Les outils du corps
Denoël / Gonthier, 1978
Aucun livre jamais n’abolira la création, fût-ce en la résumant, ni n’évoquera tous les gestes qui créèrent. Ce n’est donc pas la volonté de compléter Le Livre de l’outil qui nous guide, mais le désir d’outrepasser nos interrogations. Compléter, cela signifierait qu’il y a une œuvre à clore alors que c’est d’ouverture qu’il s’agit, des appels d’autres espaces, des échos d’un univers si proche que l’on n’y prend pas garde. Le savoir immobile figure un masque sinistre : une décalcomanie de pontife pour salle de conférence vide. Nous n’aspirons pas à cette solitude-là. La chance et la joie des rencontres s’inventent dans le mouvement de la pensée, et la pensée devient le mouvement même quand celui-ci ne craint pas de se tendre entre intuition et incertitude. Autrement dit, donner une suite n’est pas une fin en soi.

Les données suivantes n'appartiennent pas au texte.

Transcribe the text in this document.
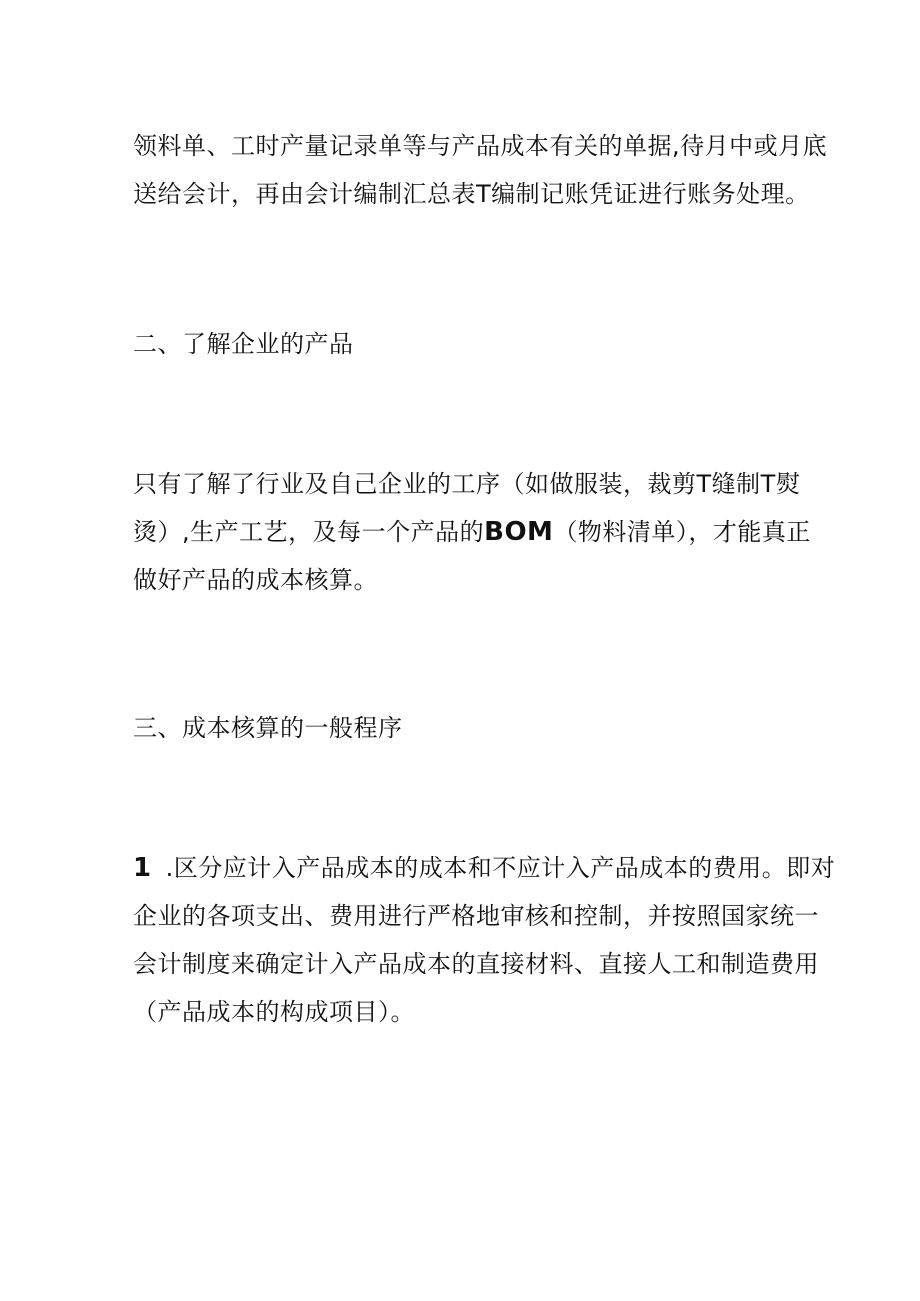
领料单、工时产量记录单等与产品成本有关的单据,待月中或月底
送给会计，再由会计编制汇总表T编制记账凭证进行账务处理。
二、了解企业的产品
只有了解了行业及自己企业的工序（如做服装，裁剪T缝制T熨
烫）,生产工艺，及每一个产品的BOM（物料清单），才能真正
做好产品的成本核算。
三、成本核算的一般程序
1 .区分应计入产品成本的成本和不应计入产品成本的费用。即对
企业的各项支出、费用进行严格地审核和控制，并按照国家统一
会计制度来确定计入产品成本的直接材料、直接人工和制造费用
（产品成本的构成项目）。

Avec Pierre Larousse, nous avons défini les outils comme des agents manuels aptes à transformer la matière. La terre, le bois, le métal, la pierre, le cuir, le verre s’inscrivent aussitôt dans la logique des choses. Y adjoindre le corps humain paraît à la fois tout naturel, chimistes et biologiques peuvent en témoigner, et sacrilège, le sursaut instinctif de chacun exprimant une forme de refus. Cette réticence a sans doute gouverné le langage et imposé la dénomination d’instruments pour les objets maniés par le médecin, le chirurgien ou le dentiste. Pourtant, une scie d’amputation sectionne bel et bien chairs et os comme celle du serrurier mord le fer, comme celle de l’ébéniste coupe l’ébène. La sensiblerie dans les termes, la peur des mots, ne sont plus de saison ; aussi parlerons-nous ici encore d’outils, la dispute sur le vocable devant prendre tout son sens au fil des récits et des découvertes.
Chaque atome sur terre
Fut une joue de soleil, un front de Vénus.
La poussière qui se pose sur ce front délicat, essuie-là doucement :
Elle fut, elle aussi, visage et chevelure d’un être fragile.